In the film version of Minority Report, a personalized ad that knows about past purchases greets a character as he enters the Gap. Meanwhile, American Express ads tell Tom Cruise’s own character that he looks like he needs an escape as he’s chased by authorities.
Now Microsoft has filed for a patent that could eventually help make these advertising scenarios come true.
Microsoft has been investing heavily in advertising, including a $6 billion acquisition of aQuantive that should close this quarter, a new top ad exec at the company, and a new applied search and advertising research group.
“Techniques for the targeting of advertisements are meager,” the patent application said. “Some industry experts question how long the old world approach can last before the entire system becomes impossible to justify.”
The new Microsoft system, described in the patent application published last week, would be able to determine the identity of someone watching a display and deliver personalized ads to that person. Identification could come from biometric sensors, cameras, or more traditional login methods. A computer would then evaluate information that has been tracked about the person and the content and present a personally relevant advertisement.
The information being tracked could be very extensive, including but not limited to personal interests and hobbies, sex, age, location, profession, subscriptions, group membership, ethnicity, marital status, height, status in the family (i.e., parent or child), the viewer’s address book, calendar, e-mail inbox, notes, purchasing history, and advertising preferences.
So, for example, the system could know that a man watching TV has a wife whose birthday is tomorrow, that the man has bought flowers for her birthday before, and what her name is. The targeted advertisement might create a virtual, photorealistic bouquet based on preferences and ask the viewer if he’d like to buy this bouquet for Julie’s birthday tomorrow.
Such a system is bound to create privacy concerns, and Microsoft takes that into consideration, unlike in another recently published patent application regarding personalized ads for computer users. The new application mostly covers home devices, like cell phones, smart phones, PDAs, computer monitors, televisions, and projections, and does so with security of personal information in mind. “The tracking system may be located inside the person’s home or at some other trusted location, so that the personal information stored therein is protected,” it said. The system could also be tweaked so kids don’t receive targeted ads.

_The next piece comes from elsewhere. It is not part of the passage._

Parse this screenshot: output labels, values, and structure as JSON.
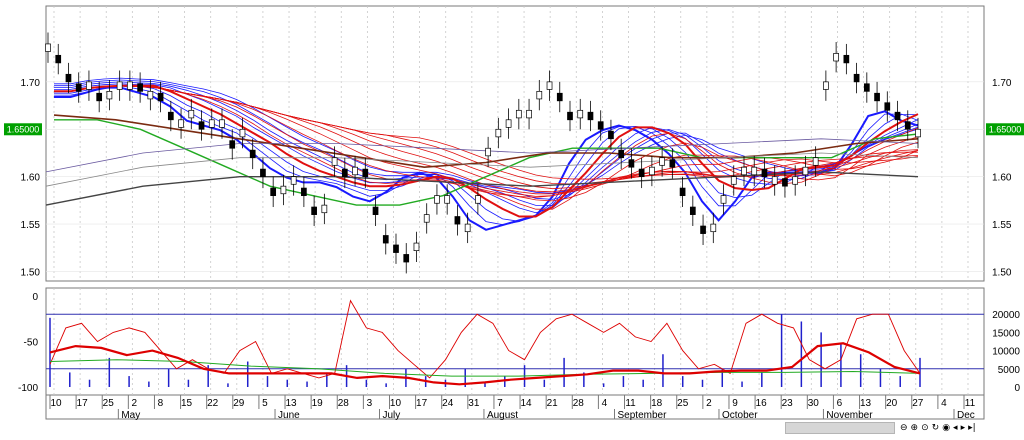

There also seems to be a limit on how much information would ultimately get back to advertisers. The personalization would take place on the local system, rather than with the advertiser. “While the tracking system may notify an advertiser of the opportunity and request advertiser data, the advertiser is not aware to which person the advertisement is going to be presented, and therefore cannot personalize the advertisement at its end,” the application reads.